Marks & Spencer, Britain's biggest clothing retailer, reported its worst quarterly sales performance for a decade and said it would cut around 1,230 jobs in a bid to save money in a tough trading environment.
The company employs over 3,000 people in 18 stores in the Republic, although these jobs are not under threat.
Marks & Spencer this morning revealed a list of over 27 stores that it proposes to close and its outlet in Newtownards Co Down, is the only outlet due toshut on the island of Ireland.
The closure of these stores will result in the loss of around 780 jobs with a further 450 head office staff due to be laid off. M&S employs around 75,000 people worldwide.
The 125-year-old clothing, food and homewares group said today UK like-for-like sales fell 7.1 per cent in the 13 weeks to December 27th, the third quarter of its financial year.
Forecasts were for a fall ranging from 5.5 to 9.6 per cent, according to a company poll of nine analysts.
The news from Marks & Spencer (M&S), which serves more than 21 million Britons a week from over 600 stores, will add to the gloom surrounding the economy as the Bank of England starts its monthly policy meeting, at which it is expected to cut interest rates to their lowest level since it was set up in 1694.
Finance Minister Alistair Darling told the Financial Timestoday that Britain was "far from through" a recession, while surveys showed demand for staff and take-home pay both weakening.
M&S said it expected UK gross profit margins for the year to March 31st to be about 1.75 percentage points below 2007-08 due to promotions and discounts, worse than its previous guidance for a fall of around 1 point.
It said was managing costs tightly and now expected operating cost growth for the current financial year to be towards the lower end of its forecast range of 4 to 5 per cent.
Operating costs for next year would be about 1-2 percent below 2008-09 levels, equivalent to a reduction of about £175 million ($261 million) to £200 million, it said.
“We expect challenging economic conditions to continue for at least the next 12 months,” chairman Stuart Rose said in a statement. Traders said M&S shares, which have dropped two thirds in value over the past 20 months, were set to open up 2 per cent.
“The cost initiatives are to be applauded,” said KBC analyst John Stevenson. But he expected analysts' consensus profit forecast for 2008-09 to fall from about £620 million towards his estimate of £595 million and for earnings to remain under pressure in M&S's next financial year.
“With the pressure on gross margin we've got, and given the sales outlook, we still expect profits to be falling next year.”

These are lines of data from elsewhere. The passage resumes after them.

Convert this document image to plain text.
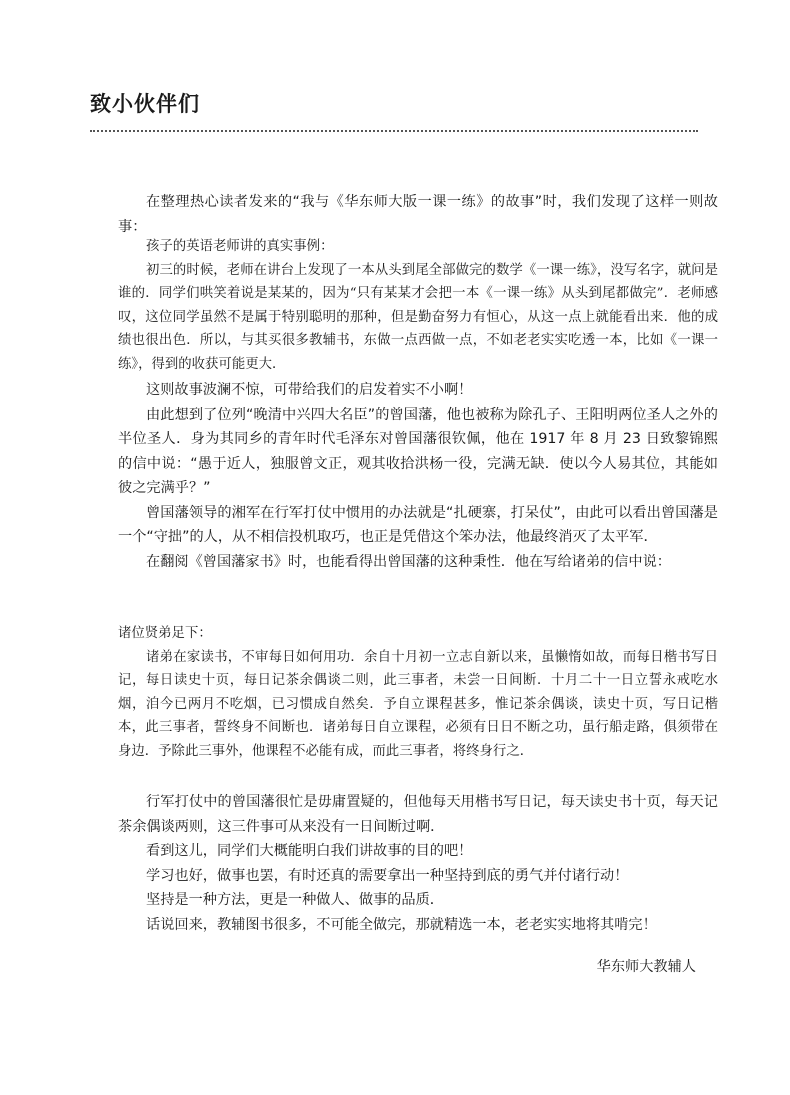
致小伙伴们

在整理热心读者发来的“我与《华东师大版一课一练》的故事”时，我们发现了这样一则故事：

孩子的英语老师讲的真实事例：

初三的时候，老师在讲台上发现了一本从头到尾全部做完的数学《一课一练》，没写名字，就问是谁的．同学们哄笑着说是某某的，因为“只有某某才会把一本《一课一练》从头到尾都做完”．老师感叹，这位同学虽然不是属于特别聪明的那种，但是勤奋努力有恒心，从这一点上就能看出来．他的成绩也很出色．所以，与其买很多教辅书，东做一点西做一点，不如老老实实吃透一本，比如《一课一练》，得到的收获可能更大．

这则故事波澜不惊，可带给我们的启发着实不小啊！

由此想到了位列“晚清中兴四大名臣”的曾国藩，他也被称为除孔子、王阳明两位圣人之外的半位圣人．身为其同乡的青年时代毛泽东对曾国藩很钦佩，他在 1917 年 8 月 23 日致黎锦熙的信中说：“愚于近人，独服曾文正，观其收拾洪杨一役，完满无缺．使以今人易其位，其能如彼之完满乎？”

曾国藩领导的湘军在行军打仗中惯用的办法就是“扎硬寨，打呆仗”，由此可以看出曾国藩是一个“守拙”的人，从不相信投机取巧，也正是凭借这个笨办法，他最终消灭了太平军．

在翻阅《曾国藩家书》时，也能看得出曾国藩的这种秉性．他在写给诸弟的信中说：

诸位贤弟足下：

诸弟在家读书，不审每日如何用功．余自十月初一立志自新以来，虽懒惰如故，而每日楷书写日记，每日读史十页，每日记茶余偶谈二则，此三事者，未尝一日间断．十月二十一日立誓永戒吃水烟，洎今已两月不吃烟，已习惯成自然矣．予自立课程甚多，惟记茶余偶谈，读史十页，写日记楷本，此三事者，誓终身不间断也．诸弟每日自立课程，必须有日日不断之功，虽行船走路，俱须带在身边．予除此三事外，他课程不必能有成，而此三事者，将终身行之．

行军打仗中的曾国藩很忙是毋庸置疑的，但他每天用楷书写日记，每天读史书十页，每天记茶余偶谈两则，这三件事可从来没有一日间断过啊．

看到这儿，同学们大概能明白我们讲故事的目的吧！

学习也好，做事也罢，有时还真的需要拿出一种坚持到底的勇气并付诸行动！

坚持是一种方法，更是一种做人、做事的品质．

话说回来，教辅图书很多，不可能全做完，那就精选一本，老老实实地将其啃完！

华东师大教辅人
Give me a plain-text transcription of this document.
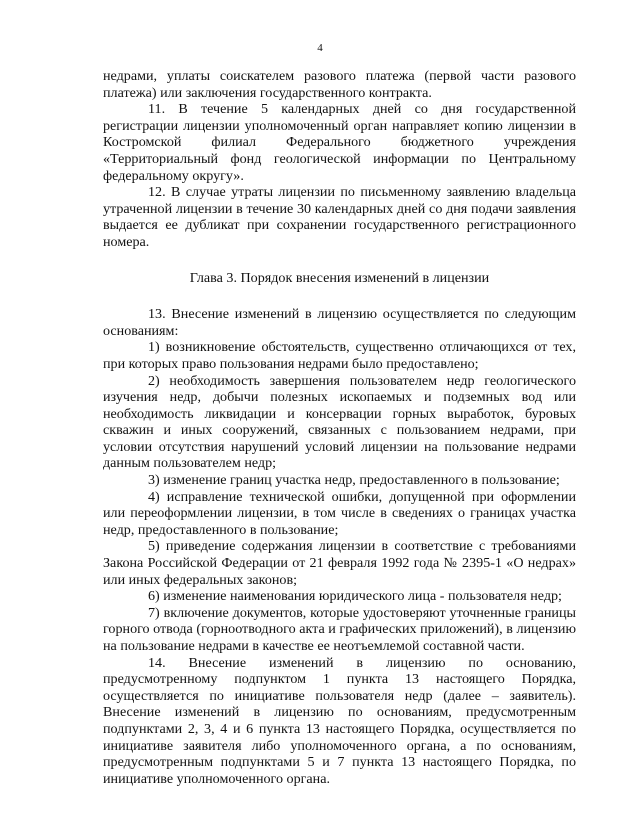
4

недрами, уплаты соискателем разового платежа (первой части разового платежа) или заключения государственного контракта.

11. В течение 5 календарных дней со дня государственной регистрации лицензии уполномоченный орган направляет копию лицензии в Костромской филиал Федерального бюджетного учреждения «Территориальный фонд геологической информации по Центральному федеральному округу».

12. В случае утраты лицензии по письменному заявлению владельца утраченной лицензии в течение 30 календарных дней со дня подачи заявления выдается ее дубликат при сохранении государственного регистрационного номера.

Глава 3. Порядок внесения изменений в лицензии

13. Внесение изменений в лицензию осуществляется по следующим основаниям:

1) возникновение обстоятельств, существенно отличающихся от тех, при которых право пользования недрами было предоставлено;

2) необходимость завершения пользователем недр геологического изучения недр, добычи полезных ископаемых и подземных вод или необходимость ликвидации и консервации горных выработок, буровых скважин и иных сооружений, связанных с пользованием недрами, при условии отсутствия нарушений условий лицензии на пользование недрами данным пользователем недр;

3) изменение границ участка недр, предоставленного в пользование;

4) исправление технической ошибки, допущенной при оформлении или переоформлении лицензии, в том числе в сведениях о границах участка недр, предоставленного в пользование;

5) приведение содержания лицензии в соответствие с требованиями Закона Российской Федерации от 21 февраля 1992 года № 2395-1 «О недрах» или иных федеральных законов;

6) изменение наименования юридического лица - пользователя недр;

7) включение документов, которые удостоверяют уточненные границы горного отвода (горноотводного акта и графических приложений), в лицензию на пользование недрами в качестве ее неотъемлемой составной части.

14. Внесение изменений в лицензию по основанию, предусмотренному подпунктом 1 пункта 13 настоящего Порядка, осуществляется по инициативе пользователя недр (далее – заявитель). Внесение изменений в лицензию по основаниям, предусмотренным подпунктами 2, 3, 4 и 6 пункта 13 настоящего Порядка, осуществляется по инициативе заявителя либо уполномоченного органа, а по основаниям, предусмотренным подпунктами 5 и 7 пункта 13 настоящего Порядка, по инициативе уполномоченного органа.
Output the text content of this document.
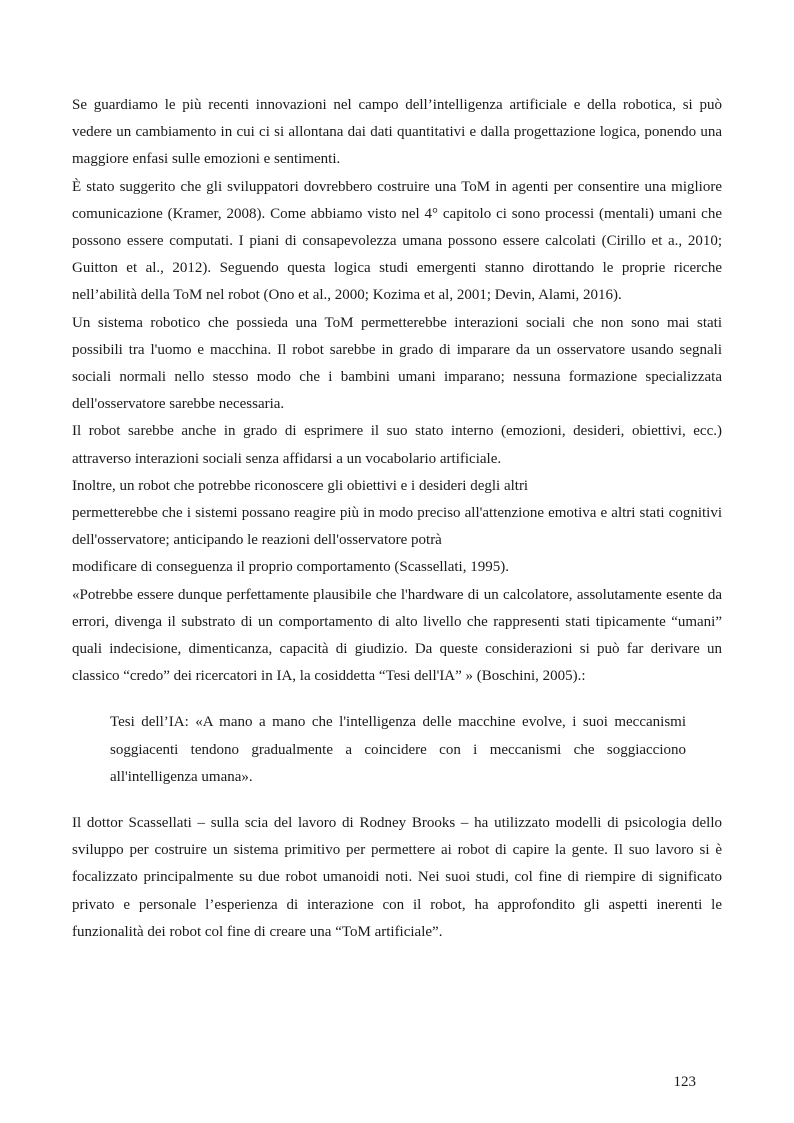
Se guardiamo le più recenti innovazioni nel campo dell’intelligenza artificiale e della robotica, si può vedere un cambiamento in cui ci si allontana dai dati quantitativi e dalla progettazione logica, ponendo una maggiore enfasi sulle emozioni e sentimenti.

È stato suggerito che gli sviluppatori dovrebbero costruire una ToM in agenti per consentire una migliore comunicazione (Kramer, 2008). Come abbiamo visto nel 4° capitolo ci sono processi (mentali) umani che possono essere computati. I piani di consapevolezza umana possono essere calcolati (Cirillo et a., 2010; Guitton et al., 2012). Seguendo questa logica studi emergenti stanno dirottando le proprie ricerche nell’abilità della ToM nel robot (Ono et al., 2000; Kozima et al, 2001; Devin, Alami, 2016).

Un sistema robotico che possieda una ToM permetterebbe interazioni sociali che non sono mai stati possibili tra l'uomo e macchina. Il robot sarebbe in grado di imparare da un osservatore usando segnali sociali normali nello stesso modo che i bambini umani imparano; nessuna formazione specializzata dell'osservatore sarebbe necessaria.

Il robot sarebbe anche in grado di esprimere il suo stato interno (emozioni, desideri, obiettivi, ecc.) attraverso interazioni sociali senza affidarsi a un vocabolario artificiale.

Inoltre, un robot che potrebbe riconoscere gli obiettivi e i desideri degli altri

permetterebbe che i sistemi possano reagire più in modo preciso all'attenzione emotiva e altri stati cognitivi dell'osservatore; anticipando le reazioni dell'osservatore potrà

modificare di conseguenza il proprio comportamento (Scassellati, 1995).

«Potrebbe essere dunque perfettamente plausibile che l'hardware di un calcolatore, assolutamente esente da errori, divenga il substrato di un comportamento di alto livello che rappresenti stati tipicamente “umani” quali indecisione, dimenticanza, capacità di giudizio. Da queste considerazioni si può far derivare un classico “credo” dei ricercatori in IA, la cosiddetta “Tesi dell'IA” » (Boschini, 2005).:

Tesi dell’IA: «A mano a mano che l'intelligenza delle macchine evolve, i suoi meccanismi soggiacenti tendono gradualmente a coincidere con i meccanismi che soggiacciono all'intelligenza umana».

Il dottor Scassellati – sulla scia del lavoro di Rodney Brooks – ha utilizzato modelli di psicologia dello sviluppo per costruire un sistema primitivo per permettere ai robot di capire la gente. Il suo lavoro si è focalizzato principalmente su due robot umanoidi noti. Nei suoi studi, col fine di riempire di significato privato e personale l’esperienza di interazione con il robot, ha approfondito gli aspetti inerenti le funzionalità dei robot col fine di creare una “ToM artificiale”.

123
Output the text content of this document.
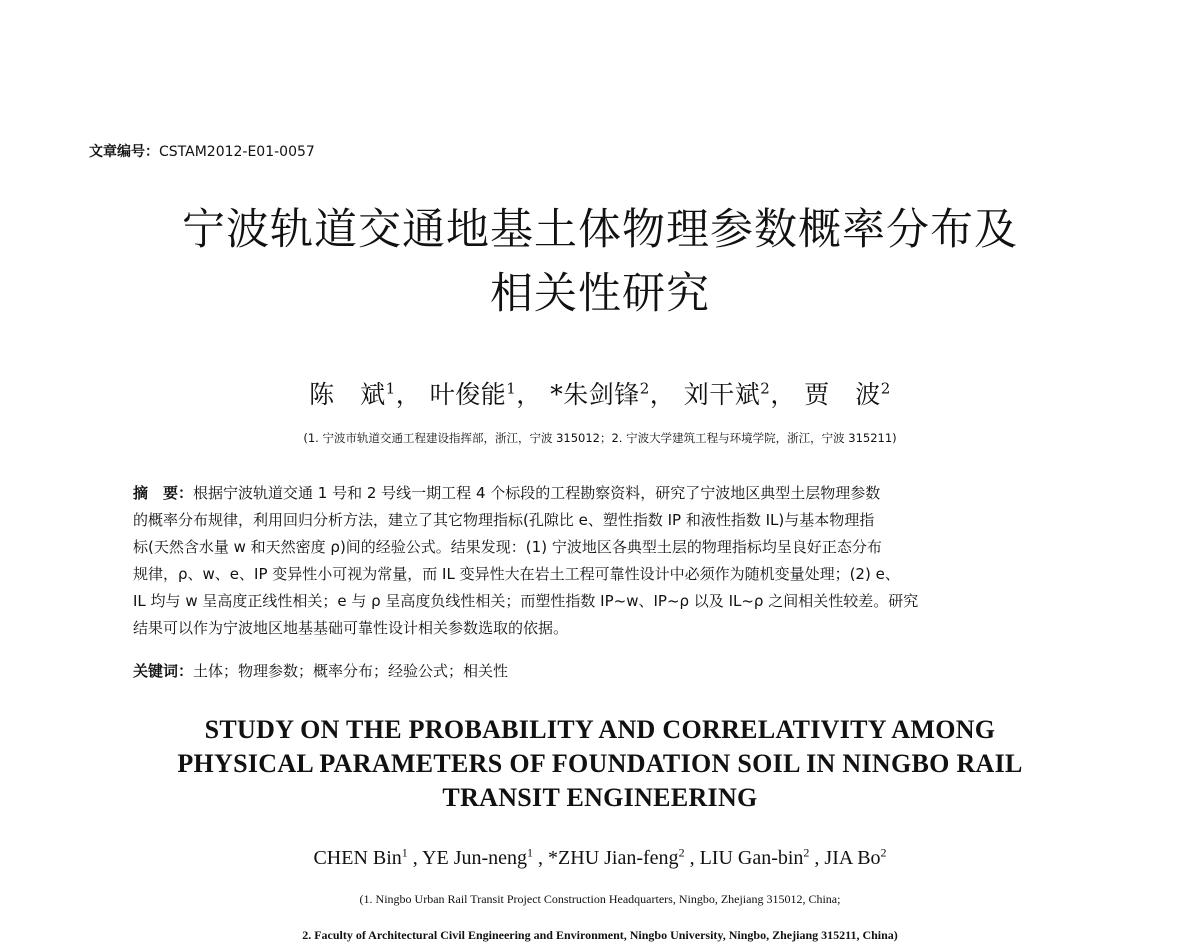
文章编号：CSTAM2012-E01-0057
宁波轨道交通地基土体物理参数概率分布及
相关性研究
陈　斌$^1$， 叶俊能$^1$， *朱剑锋$^2$， 刘干斌$^2$， 贾　波$^2$
(1. 宁波市轨道交通工程建设指挥部，浙江，宁波 315012；2. 宁波大学建筑工程与环境学院，浙江，宁波 315211)
摘　要：根据宁波轨道交通 1 号和 2 号线一期工程 4 个标段的工程勘察资料，研究了宁波地区典型土层物理参数
的概率分布规律，利用回归分析方法，建立了其它物理指标(孔隙比 e、塑性指数 IP 和液性指数 IL)与基本物理指
标(天然含水量 w 和天然密度 ρ)间的经验公式。结果发现：(1) 宁波地区各典型土层的物理指标均呈良好正态分布
规律，ρ、w、e、IP 变异性小可视为常量，而 IL 变异性大在岩土工程可靠性设计中必须作为随机变量处理；(2) e、
IL 均与 w 呈高度正线性相关；e 与 ρ 呈高度负线性相关；而塑性指数 IP~w、IP~ρ 以及 IL~ρ 之间相关性较差。研究
结果可以作为宁波地区地基基础可靠性设计相关参数选取的依据。
关键词：土体；物理参数；概率分布；经验公式；相关性
STUDY ON THE PROBABILITY AND CORRELATIVITY AMONG
PHYSICAL PARAMETERS OF FOUNDATION SOIL IN NINGBO RAIL
TRANSIT ENGINEERING
CHEN Bin$^1$ , YE Jun-neng$^1$ , *ZHU Jian-feng$^2$ , LIU Gan-bin$^2$ , JIA Bo$^2$
(1. Ningbo Urban Rail Transit Project Construction Headquarters, Ningbo, Zhejiang 315012, China;
2. Faculty of Architectural Civil Engineering and Environment, Ningbo University, Ningbo, Zhejiang 315211, China)
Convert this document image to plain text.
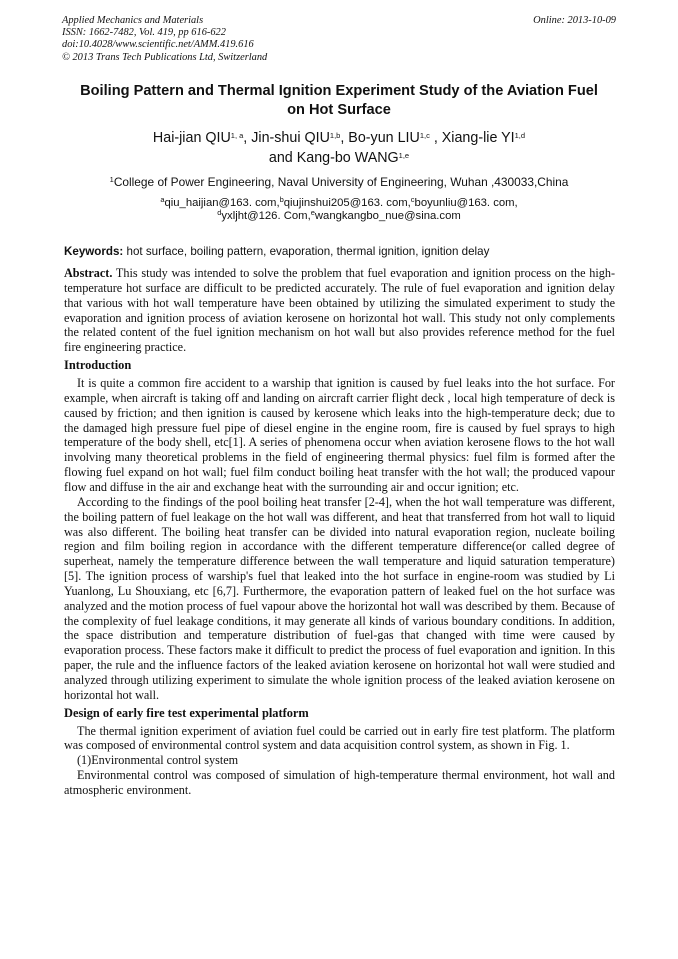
Applied Mechanics and Materials
ISSN: 1662-7482, Vol. 419, pp 616-622
doi:10.4028/www.scientific.net/AMM.419.616
© 2013 Trans Tech Publications Ltd, Switzerland
Online: 2013-10-09
Boiling Pattern and Thermal Ignition Experiment Study of the Aviation Fuel on Hot Surface
Hai-jian QIU$^{1, a}$, Jin-shui QIU$^{1,b}$, Bo-yun LIU$^{1,c}$ , Xiang-lie YI$^{1,d}$
and Kang-bo WANG$^{1,e}$
$^1$College of Power Engineering, Naval University of Engineering, Wuhan ,430033,China
$^a$qiu_haijian@163. com,$^b$qiujinshui205@163. com,$^c$boyunliu@163. com,
$^d$yxljht@126. Com,$^e$wangkangbo_nue@sina.com
Keywords: hot surface, boiling pattern, evaporation, thermal ignition, ignition delay

Abstract. This study was intended to solve the problem that fuel evaporation and ignition process on the high-temperature hot surface are difficult to be predicted accurately. The rule of fuel evaporation and ignition delay that various with hot wall temperature have been obtained by utilizing the simulated experiment to study the evaporation and ignition process of aviation kerosene on horizontal hot wall. This study not only complements the related content of the fuel ignition mechanism on hot wall but also provides reference method for the fuel fire engineering practice.

Introduction

It is quite a common fire accident to a warship that ignition is caused by fuel leaks into the hot surface. For example, when aircraft is taking off and landing on aircraft carrier flight deck , local high temperature of deck is caused by friction; and then ignition is caused by kerosene which leaks into the high-temperature deck; due to the damaged high pressure fuel pipe of diesel engine in the engine room, fire is caused by fuel sprays to high temperature of the body shell, etc[1]. A series of phenomena occur when aviation kerosene flows to the hot wall involving many theoretical problems in the field of engineering thermal physics: fuel film is formed after the flowing fuel expand on hot wall; fuel film conduct boiling heat transfer with the hot wall; the produced vapour flow and diffuse in the air and exchange heat with the surrounding air and occur ignition; etc.

According to the findings of the pool boiling heat transfer [2-4], when the hot wall temperature was different, the boiling pattern of fuel leakage on the hot wall was different, and heat that transferred from hot wall to liquid was also different. The boiling heat transfer can be divided into natural evaporation region, nucleate boiling region and film boiling region in accordance with the different temperature difference(or called degree of superheat, namely the temperature difference between the wall temperature and liquid saturation temperature)[5]. The ignition process of warship's fuel that leaked into the hot surface in engine-room was studied by Li Yuanlong, Lu Shouxiang, etc [6,7]. Furthermore, the evaporation pattern of leaked fuel on the hot surface was analyzed and the motion process of fuel vapour above the horizontal hot wall was described by them. Because of the complexity of fuel leakage conditions, it may generate all kinds of various boundary conditions. In addition, the space distribution and temperature distribution of fuel-gas that changed with time were caused by evaporation process. These factors make it difficult to predict the process of fuel evaporation and ignition. In this paper, the rule and the influence factors of the leaked aviation kerosene on horizontal hot wall were studied and analyzed through utilizing experiment to simulate the whole ignition process of the leaked aviation kerosene on horizontal hot wall.

Design of early fire test experimental platform

The thermal ignition experiment of aviation fuel could be carried out in early fire test platform. The platform was composed of environmental control system and data acquisition control system, as shown in Fig. 1.

(1)Environmental control system

Environmental control was composed of simulation of high-temperature thermal environment, hot wall and atmospheric environment.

M&S finance director Ian Dyson said there was no change in group dividend policy "at this stage". Many analysts expect a dividend cut when a decision is made at the end of March.
Like-for-like general merchandise sales, which include clothing and homewares, were down 8.9 per cent in Britain, while food sales on the same basis were down 5.2 per cent, M&S said.
M&S shares have underperformed the DJ Stoxx European retail index by 50 per cent last year. They closed at 238.75 pence yesterday, valuing the firm at £3.6 billion.